Neither of these is satisified though. Any thoughts? Perhaps I'm missing something 🤔 .

awarzynski edited the summary of this revision. (Show Details)Jun 2 2023, 2:12 AM

You can represent a scalar load + broadcast with a vector.transfer_read if you provide the right affine map with results set to zero. It would be something like for a scalar load + 2D broadcast:

%0 = vector.transfer_read %M[%i, %j], %cst {permutation_map = affine_map<(d0, d1)->(0, 0)>} :  tensor<?x?xf32>, vector<4x8xf32>

Use vector.transfer_read instead of vector.gather

Funnily enough, some canonicalisation turns this back into tensor.extract. The output looks OK, though I've not been able to trace that back (the debug dump suggests TransferOpReduceRank).

dcaballe accepted this revision.Jun 9 2023, 8:37 AM

Awesome, thank you so much! Some minor comments but this is good to go!

mlir/lib/Dialect/Linalg/Transforms/Vectorization.cpp
877

is ValueRange needed here?

900

is this message accurate now given that we can return Gather?

904

This is really clear now, thanks!

1021

cool!

This revision is now accepted and ready to land.Jun 9 2023, 8:37 AM

Thanks for the review, Diego! I will incorporate your suggestions in the final version that I will be merging shortly.

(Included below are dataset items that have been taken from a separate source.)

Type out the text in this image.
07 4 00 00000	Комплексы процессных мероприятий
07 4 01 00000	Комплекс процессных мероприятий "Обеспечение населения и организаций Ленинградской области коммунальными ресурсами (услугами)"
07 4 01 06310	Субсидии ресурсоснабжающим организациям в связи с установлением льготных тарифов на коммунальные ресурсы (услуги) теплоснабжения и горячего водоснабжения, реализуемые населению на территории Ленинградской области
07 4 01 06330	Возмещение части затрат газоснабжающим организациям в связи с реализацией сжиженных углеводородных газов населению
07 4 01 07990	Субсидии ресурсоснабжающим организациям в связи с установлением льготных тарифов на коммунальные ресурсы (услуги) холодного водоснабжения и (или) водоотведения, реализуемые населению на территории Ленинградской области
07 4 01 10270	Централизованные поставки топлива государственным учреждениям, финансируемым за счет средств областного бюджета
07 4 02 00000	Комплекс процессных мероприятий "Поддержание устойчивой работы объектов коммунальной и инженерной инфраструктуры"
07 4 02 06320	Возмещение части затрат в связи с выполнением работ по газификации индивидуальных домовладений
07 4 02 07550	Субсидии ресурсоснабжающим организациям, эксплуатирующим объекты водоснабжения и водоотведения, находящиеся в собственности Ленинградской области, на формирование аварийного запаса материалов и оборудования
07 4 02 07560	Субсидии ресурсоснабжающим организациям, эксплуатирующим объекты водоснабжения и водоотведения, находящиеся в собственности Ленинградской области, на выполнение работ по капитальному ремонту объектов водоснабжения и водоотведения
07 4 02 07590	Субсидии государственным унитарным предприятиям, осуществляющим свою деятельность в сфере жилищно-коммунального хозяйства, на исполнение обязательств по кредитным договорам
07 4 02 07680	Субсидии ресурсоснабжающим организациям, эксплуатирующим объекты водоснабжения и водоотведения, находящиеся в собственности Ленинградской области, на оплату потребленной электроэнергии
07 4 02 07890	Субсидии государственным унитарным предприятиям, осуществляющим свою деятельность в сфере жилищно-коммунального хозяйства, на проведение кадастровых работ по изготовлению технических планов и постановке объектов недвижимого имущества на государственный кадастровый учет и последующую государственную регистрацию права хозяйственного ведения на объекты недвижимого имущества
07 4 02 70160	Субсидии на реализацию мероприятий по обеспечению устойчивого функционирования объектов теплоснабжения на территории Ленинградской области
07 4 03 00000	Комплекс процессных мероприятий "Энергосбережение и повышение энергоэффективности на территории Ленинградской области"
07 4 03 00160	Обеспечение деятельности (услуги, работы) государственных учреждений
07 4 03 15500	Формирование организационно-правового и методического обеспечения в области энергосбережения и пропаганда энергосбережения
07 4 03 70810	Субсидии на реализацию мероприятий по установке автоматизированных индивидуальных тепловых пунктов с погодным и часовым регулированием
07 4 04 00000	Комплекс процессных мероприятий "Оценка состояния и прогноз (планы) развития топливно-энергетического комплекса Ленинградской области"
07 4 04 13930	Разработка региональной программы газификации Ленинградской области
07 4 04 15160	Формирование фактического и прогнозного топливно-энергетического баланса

mlir/lib/Dialect/Linalg/Transforms/Vectorization.cpp
877

Nope :) I will remove it before merging this change.

900

Given this on L886:

if (!leadingIdxsLoopInvariant)
  return VectorMemoryAccessKind::Gather;

I can safely simplify this block so that it can only return VectorMemoryAccessKind::ScalarBroadcast. With that change the message would be valid. Will update before merging.

This revision was landed with ongoing or failed builds.Jun 12 2023, 7:19 AM
This revision was automatically updated to reflect the committed changes.